O crime: uma facada no companheiro de
esquina; motivo: a traição da cadela que lhe dava amor.
O barulhento vizinho sentiu ciúmes e,
da gentileza do início, acabou por tomá-la à força, uma vez, duas, três, até
impor a rotina.
Descoberto naquela manhã, a briga foi
como um duelo que a cadela presenciava, grunhindo em volta. A ferramenta
afiada tomou corpo de faca e tal qual abriu um ventre.
A morte rondou o estuprador, os
médicos a espantaram.
O amante desapareceu sorrateiro, com a
cadela soluçando nas mãos, fugiu pouco, a polícia prendeu.

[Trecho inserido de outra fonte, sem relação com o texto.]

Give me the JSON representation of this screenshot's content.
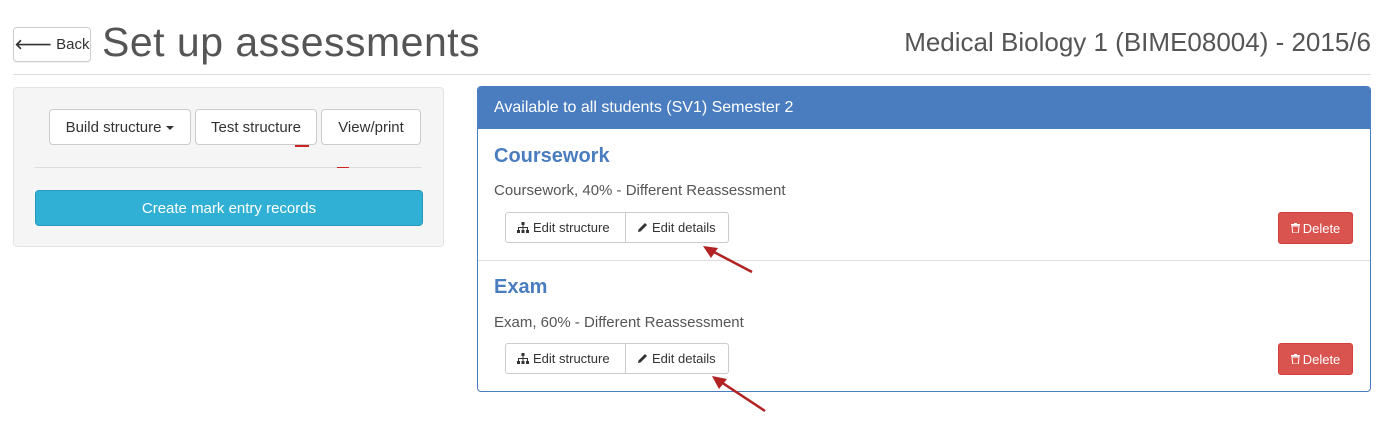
{
  "header": {
    "back_label": "Back",
    "title": "Set up assessments",
    "module": "Medical Biology 1 (BIME08004) - 2015/6"
  },
  "left_panel": {
    "build_structure": "Build structure",
    "test_structure": "Test structure",
    "view_print": "View/print",
    "create_records": "Create mark entry records"
  },
  "right_panel": {
    "heading": "Available to all students (SV1) Semester 2",
    "assessments": [
      {
        "title": "Coursework",
        "description": "Coursework, 40% - Different Reassessment",
        "edit_structure": "Edit structure",
        "edit_details": "Edit details",
        "delete": "Delete"
      },
      {
        "title": "Exam",
        "description": "Exam, 60% - Different Reassessment",
        "edit_structure": "Edit structure",
        "edit_details": "Edit details",
        "delete": "Delete"
      }
    ]
  },
  "colors": {
    "primary": "#4a7dbf",
    "info": "#31b0d5",
    "danger": "#d9534f",
    "annotation_arrow": "#b22222"
  },
  "icons": {
    "back": "arrow-left-icon",
    "structure": "sitemap-icon",
    "edit": "pencil-icon",
    "delete": "trash-icon"
  }
}
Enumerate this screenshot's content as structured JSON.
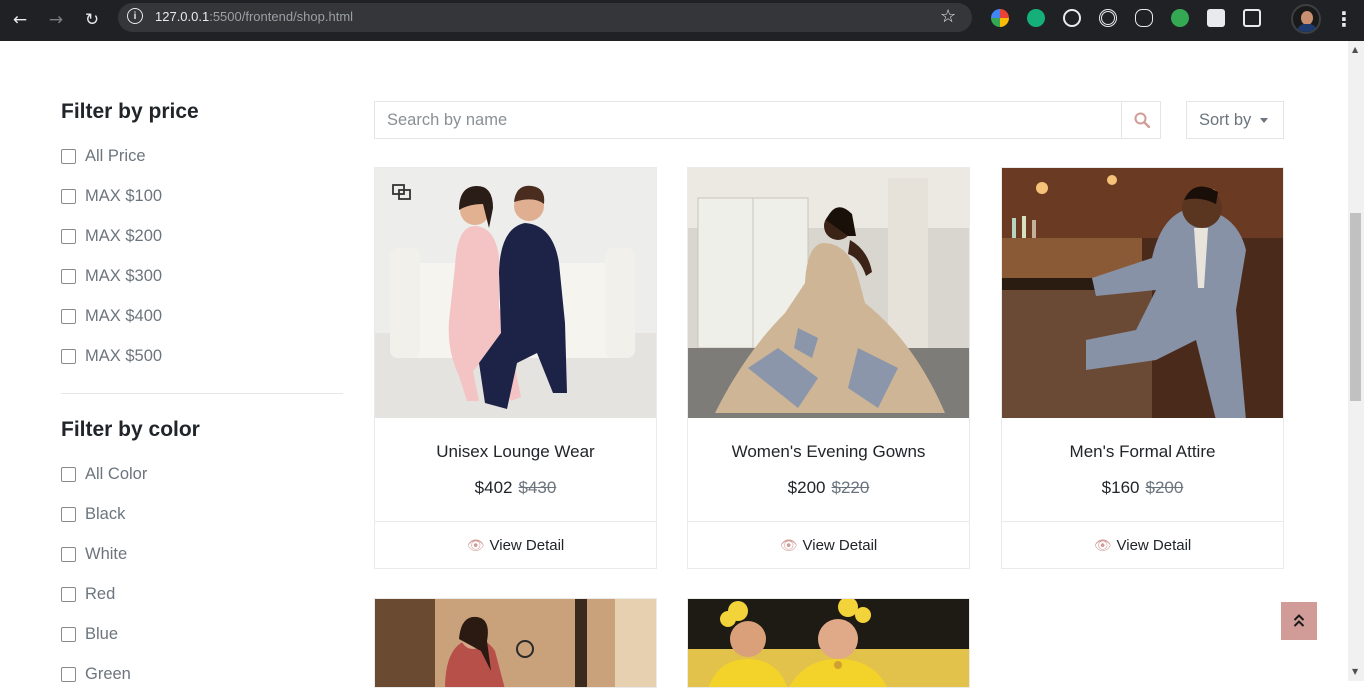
{
  "browser": {
    "url_host": "127.0.0.1",
    "url_rest": ":5500/frontend/shop.html",
    "back_icon": "←",
    "forward_icon": "→",
    "reload_icon": "↻",
    "star_icon": "☆",
    "menu_icon": "⋮"
  },
  "sidebar": {
    "price_title": "Filter by price",
    "price_options": [
      "All Price",
      "MAX $100",
      "MAX $200",
      "MAX $300",
      "MAX $400",
      "MAX $500"
    ],
    "color_title": "Filter by color",
    "color_options": [
      "All Color",
      "Black",
      "White",
      "Red",
      "Blue",
      "Green"
    ]
  },
  "toolbar": {
    "search_placeholder": "Search by name",
    "sort_label": "Sort by"
  },
  "products": [
    {
      "name": "Unisex Lounge Wear",
      "price": "$402",
      "old_price": "$430",
      "action": "View Detail"
    },
    {
      "name": "Women's Evening Gowns",
      "price": "$200",
      "old_price": "$220",
      "action": "View Detail"
    },
    {
      "name": "Men's Formal Attire",
      "price": "$160",
      "old_price": "$200",
      "action": "View Detail"
    }
  ],
  "colors": {
    "accent": "#d19c97",
    "chrome_bg": "#202124"
  }
}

Ficou a cena na esquina, suspensa, e
quatro anos de prisão.
O animal dali não saiu; passava dias e
noites cheirando os cantos, a calçada, o lugar da casa de papelão e restos de
madeira que a limpeza pública, comprovado o abandono, demorou a recolher.
Quando o sedutor voltou em ataduras,
olharam-se. Ela triste e assustada, ao vê-lo resignou-se e, pensando no outro,
por ali ficou definhando submetida, mas rondando o quarteirão, decerto
procurando entender sua razão.
Durou poucas semanas até, numa
segunda-feira, jogar-se debaixo de um ônibus qualquer.
A cena na esquina novamente ficou
presa no ar e o arrogante sedutor colheu todas as noites de solidão do lugar.
Aberta a cela, a saudade ardia e a
vingança pairava no ar; o comborço já não havia. Alguma doença o comera pelos
pulmões. Morreu em cena, na esquina, esperando o companheiro e parente sair da
penitenciária para, juntos, chorarem a falta da cadela.